Теперь она с удивлением смотрела на кольцо.
Он ждал, пока его не осенит ответ, и шаркал ногами по дубовым листьям, что служили их беседе ковром.
— В торжестве я всегда одинока, — воскликнула она, испуганная переменами, которые подступили к ней со всех сторон, как разломы по льдине.
— Вы больше не беззащитны, не одиноки, вот и все, — Жерар Жерар опять поцеловал ее губы.
— Мои настоящие победы неделимы, — настаивала она. — Никто не понимает моих побед.
— Вы не можете запретить мне радоваться вашим успехам, — ответил Жерар и коснулся пальца, на который он поместил кольцо.
— Я могу запретить вам притворяться, будто вы радуетесь моим успехам, но не стану, — пояснила она. — Я буду щедра.

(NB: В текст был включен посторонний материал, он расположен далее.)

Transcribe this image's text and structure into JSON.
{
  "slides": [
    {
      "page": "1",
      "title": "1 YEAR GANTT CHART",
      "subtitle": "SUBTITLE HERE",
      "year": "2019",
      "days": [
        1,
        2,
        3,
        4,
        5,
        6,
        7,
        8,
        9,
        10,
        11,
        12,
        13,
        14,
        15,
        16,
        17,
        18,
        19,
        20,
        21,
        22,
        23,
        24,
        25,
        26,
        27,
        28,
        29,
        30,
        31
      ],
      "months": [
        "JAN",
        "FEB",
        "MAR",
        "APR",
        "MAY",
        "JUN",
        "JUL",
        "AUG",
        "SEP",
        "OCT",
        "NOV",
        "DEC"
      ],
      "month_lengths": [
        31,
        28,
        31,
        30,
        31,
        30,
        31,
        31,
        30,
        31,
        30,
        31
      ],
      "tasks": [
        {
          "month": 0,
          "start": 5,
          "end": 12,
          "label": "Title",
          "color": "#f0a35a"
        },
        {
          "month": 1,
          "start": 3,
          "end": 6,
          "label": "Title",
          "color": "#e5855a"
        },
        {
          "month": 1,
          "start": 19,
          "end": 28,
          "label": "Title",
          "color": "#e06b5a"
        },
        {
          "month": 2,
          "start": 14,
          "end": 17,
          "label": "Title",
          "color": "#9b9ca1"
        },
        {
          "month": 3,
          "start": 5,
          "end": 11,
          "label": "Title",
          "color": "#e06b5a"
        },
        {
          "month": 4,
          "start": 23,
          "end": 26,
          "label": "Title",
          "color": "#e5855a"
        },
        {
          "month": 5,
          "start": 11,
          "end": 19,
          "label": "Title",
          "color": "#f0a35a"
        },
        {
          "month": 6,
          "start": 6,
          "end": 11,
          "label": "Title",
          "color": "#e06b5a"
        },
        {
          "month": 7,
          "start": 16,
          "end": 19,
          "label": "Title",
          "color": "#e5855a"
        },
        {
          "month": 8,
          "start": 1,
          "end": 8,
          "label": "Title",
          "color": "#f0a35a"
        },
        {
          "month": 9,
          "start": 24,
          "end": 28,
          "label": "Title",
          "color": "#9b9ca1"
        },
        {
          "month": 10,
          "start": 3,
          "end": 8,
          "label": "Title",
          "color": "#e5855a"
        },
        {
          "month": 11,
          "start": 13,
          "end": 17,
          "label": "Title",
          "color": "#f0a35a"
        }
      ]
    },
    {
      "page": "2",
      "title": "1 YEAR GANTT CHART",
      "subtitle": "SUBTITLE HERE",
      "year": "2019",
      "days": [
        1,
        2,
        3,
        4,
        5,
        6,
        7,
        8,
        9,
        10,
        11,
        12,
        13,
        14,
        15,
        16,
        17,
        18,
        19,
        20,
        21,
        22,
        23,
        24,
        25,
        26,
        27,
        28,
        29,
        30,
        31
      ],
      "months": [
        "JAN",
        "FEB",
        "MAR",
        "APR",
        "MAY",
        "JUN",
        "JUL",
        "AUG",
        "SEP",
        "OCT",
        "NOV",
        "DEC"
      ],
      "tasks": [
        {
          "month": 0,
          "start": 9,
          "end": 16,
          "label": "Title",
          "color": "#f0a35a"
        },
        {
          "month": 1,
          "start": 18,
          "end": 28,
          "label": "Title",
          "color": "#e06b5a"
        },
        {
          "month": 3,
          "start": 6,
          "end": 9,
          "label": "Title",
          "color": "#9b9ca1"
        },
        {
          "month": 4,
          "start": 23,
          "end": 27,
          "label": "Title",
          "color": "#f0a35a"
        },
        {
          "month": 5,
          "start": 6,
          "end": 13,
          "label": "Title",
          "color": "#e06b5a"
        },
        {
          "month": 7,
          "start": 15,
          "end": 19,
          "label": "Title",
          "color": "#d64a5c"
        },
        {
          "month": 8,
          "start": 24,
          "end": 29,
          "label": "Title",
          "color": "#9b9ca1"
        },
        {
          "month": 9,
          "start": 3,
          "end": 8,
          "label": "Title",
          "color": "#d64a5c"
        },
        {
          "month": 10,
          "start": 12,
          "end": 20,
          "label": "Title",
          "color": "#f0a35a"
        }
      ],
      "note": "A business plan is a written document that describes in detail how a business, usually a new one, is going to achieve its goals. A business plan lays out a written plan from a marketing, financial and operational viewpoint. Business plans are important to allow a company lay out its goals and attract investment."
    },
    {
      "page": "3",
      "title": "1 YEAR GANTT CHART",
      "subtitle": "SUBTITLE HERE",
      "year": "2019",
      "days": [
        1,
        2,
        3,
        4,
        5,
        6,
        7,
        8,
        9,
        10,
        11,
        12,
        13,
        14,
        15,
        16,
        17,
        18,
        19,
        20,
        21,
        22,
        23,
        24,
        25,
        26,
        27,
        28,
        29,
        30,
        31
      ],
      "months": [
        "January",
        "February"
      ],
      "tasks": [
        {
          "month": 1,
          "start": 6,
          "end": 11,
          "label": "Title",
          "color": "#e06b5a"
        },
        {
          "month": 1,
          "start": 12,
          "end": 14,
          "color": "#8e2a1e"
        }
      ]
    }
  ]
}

— Благодарю, — ответил он с кивком.
Они оба встали, и он обнял ее. Она не подала знака, что согласна или что довольна.
— Теперь мы вместе, — проговорил он скорее просительно, чем утвердительно.
Она молчала.
— Могу ли я теперь называть вас мадам Жерар? Вы запрещали мне до тех пор, пока не согласитесь.
Она с усилием отвела его руки вниз и, глядя мимо него, туда, где почти голые деревья стояли над лагуной, сказала:
— Отныне я буду мадам Жерар для всего мира. И никем больше.
Никто с тех пор не называл ее иначе, как этим именем.
Мадам Жерар вспоминала, почти вслух, весь долгий вчерашний день, временами прислушиваясь к фортепианной игре, которой Жерар Жерар развлекал ее. Он сносно играл Скарлатти, чем и успокаивал ее сейчас.
— Скоро ты вернешься к своим адюльтерам, — сказала она ему поверх музыки. — Пока ты обнимаешь прачек и горничных, — она не была уверена, слышит ее муж или нет, — я лишена Малькольма, на которого мне хочется молиться. Все мои любови были такого свойства. Молельного.
Мадам Жерар, никогда не любившая и, возможно, никогда не уважавшая Жерара Жерара, недавно ощутила, что его бесконечная неверность разжигает ее интерес. В последнее время она иногда следовала за ним в такси, разыгрывая внимание и желание. И стоило ей видеть, как Жерар встречает какую-нибудь женщину и быстро уезжает с ней во второсортный отель, как она чувствовала медленное, отдаленное подобие любви, которая должна была полнокровно прийти к ней в тот давний вечер, когда он надел ей на руку кольцо.
Она обратила внимание на животную мощь, приливающую к его рукам на клавишах.
— Музыка, как и все, чего он касается, — произнесла она вслух, но так чтоб он не слышал, — всего лишь увертюра к его мужскому совершенству.
Но одна мысль, которая приходила к ней на ум и прежде того вечера в лагуне, вернулась к ней сейчас с таким пернатым проворством, как у отравленной стрелы, которая на этот раз оставит смертельную метку.
Она никогда не любила Жерара Жерара, а Жерар, разумеется, никогда не любил ее как женщину. Он боготворил ее, утоляя свои аппетиты цветущими телами обычных женщин, но (здесь оперенная стрела страшно просвистела у ее уха) его преклонение лишь росло с годами. Покуда она ставила свечки за молодых людей вроде Малькольма, он всегда держал для нее целый освещенный алтарь. Но с этого дня (тут она почувствовала, как яд стрелы поразил ее) он больше не зажжет в ее здравие ни одной свечи. Последняя спичка уже поднесена к последнему фитилю.